Wednesday, June 6, 2012

*I represent and speak for the Gansu Panda Tribe, an indigenous group in China living in the southern part of the Gansu province with a rich cultural history. I am the only college educated member of the tribe, educated for the purpose of mitigating any conflicts with the world outside our tribe. The Gansu Panda Tribe consists currently of 150 people, about 45% of which are women. Our environment is mountainous with fair vegetation, harsh and cold winters, and warm summers that bring the majority of the year's rains. In order to survive and subsist, members of our tribe typically work as agricultural laborers seasonally, helping to harvest crops such as wheat, barley, and sweet potatoes. Our tribe at one time relied on horticulture, but now members participate in the larger agro-indusrial complex, returning to the tribe's elders (who remain behind) with material goods to distribute to the tribe. Other members often work in sweatshops seasonally or for a short duration of time, returning to the tribe and then sending another member to work-there is a rotation of seasonal and part time labor that exists to fulfill the tribe's material needs but still retain our cultural heritage. There are other strategies for gaining material necessities as well.

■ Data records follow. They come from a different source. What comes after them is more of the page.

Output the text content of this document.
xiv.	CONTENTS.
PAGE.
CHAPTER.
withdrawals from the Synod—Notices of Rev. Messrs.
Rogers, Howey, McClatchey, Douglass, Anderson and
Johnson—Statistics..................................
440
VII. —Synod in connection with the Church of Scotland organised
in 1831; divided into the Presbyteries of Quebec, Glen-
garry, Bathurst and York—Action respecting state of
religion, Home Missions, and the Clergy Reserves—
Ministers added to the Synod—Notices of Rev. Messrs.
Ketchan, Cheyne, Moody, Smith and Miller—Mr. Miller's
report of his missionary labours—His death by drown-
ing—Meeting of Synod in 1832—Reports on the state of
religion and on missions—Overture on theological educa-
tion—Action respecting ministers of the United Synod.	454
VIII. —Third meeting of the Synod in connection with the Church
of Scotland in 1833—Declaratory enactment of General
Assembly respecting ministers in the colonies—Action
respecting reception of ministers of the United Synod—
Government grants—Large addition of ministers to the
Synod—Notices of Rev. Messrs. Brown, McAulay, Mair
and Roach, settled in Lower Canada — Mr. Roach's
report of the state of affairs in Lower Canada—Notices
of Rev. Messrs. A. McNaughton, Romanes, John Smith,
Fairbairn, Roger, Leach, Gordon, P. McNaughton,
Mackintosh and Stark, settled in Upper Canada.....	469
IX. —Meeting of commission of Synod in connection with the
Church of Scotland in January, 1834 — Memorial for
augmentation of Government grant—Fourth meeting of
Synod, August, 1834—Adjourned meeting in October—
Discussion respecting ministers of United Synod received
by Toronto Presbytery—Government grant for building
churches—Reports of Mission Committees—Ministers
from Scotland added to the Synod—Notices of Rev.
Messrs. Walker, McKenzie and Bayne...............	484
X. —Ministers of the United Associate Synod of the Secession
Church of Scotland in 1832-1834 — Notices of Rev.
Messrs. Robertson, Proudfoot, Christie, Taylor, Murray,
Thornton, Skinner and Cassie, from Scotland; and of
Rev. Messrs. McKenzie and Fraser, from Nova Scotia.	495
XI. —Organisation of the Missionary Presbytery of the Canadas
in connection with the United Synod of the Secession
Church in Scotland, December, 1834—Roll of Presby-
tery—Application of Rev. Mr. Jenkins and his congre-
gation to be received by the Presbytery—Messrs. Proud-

*Our tribe's cultural history begins with our most intriguing and widely-told origin mythology. Hundreds of years ago(the true date is unknown), our tribe was on the verge of tribal warfare with a neighboring tribe over control of our land and resources, but as the leader of the tribe came up into the mountains with a band of warriors to attack our isolated settlement, our ancestors watched as the leader and his warriors encountered a panda that viciously mauled the opposing tribe leader. Upon seeing their tribe leader mauled by this panda, the band of warriors ran away and both tribes viewed the violent intervention of the panda as a symbol of protection from the gods. Because of this symbol of divine favor, the Gansu Panda Tribe has adopted the panda as a symbol of divine protection, and many rituals involving the native(but increasingly endangered)panda bears exist.
*For our tribe, there are several important institutions that have shaped our cultural heritage and subsequent beliefs. One is the previously mentioned totemistic inclusion of the panda as a symbol to praise our Gods. We praise several deities-the Gods of the Forest, the Stream, and the Sky, but consequentially pandas also protect from the evil Demons of the Mountains, who were said to have possessed hostile neighboring tribes.
*Family is another important institution-population is controlled in the same fashion as the pandas, with some limitations. As pandas reproduce every two years, so do members of our tribe-postpartum sex taboos exist, and after age thirty women stop bearing children. Families often never have more than four children, and the number of members in our tribe often stay to around 150 because many members choose to leave and join traditional Chinese society, which is allowed and not condemned. Members of our tribe often marry and reproduce exogamously, and often with members of traditional Chinese/Gansu society who are often later integrated into our tribe through a system that accepts both matrilineal and patrilineal descent.
*Our tribe is governed by the four oldest tribe members, man or woman. Decisions are made and then discussed among the younger tribe members, whose opinions are taken into consideration. Several laws have always been in place-if any member commits rape, murder,incest, theft, or commits abuse to their spouse they will be banished from life in our tribe.
*As previously discussed, our tribe was at once horticultural, but now must participate in a rotation of labor utilizing the opportunities for any wealth available in modern China. Some members additionally sell art in close towns, and back in our village in the mountains there is an egalitarian division of labor where both men and women fish(our primary means of nourishment), plant in gardens, and childcare is performed by both parents as seasonally only one parent may be present.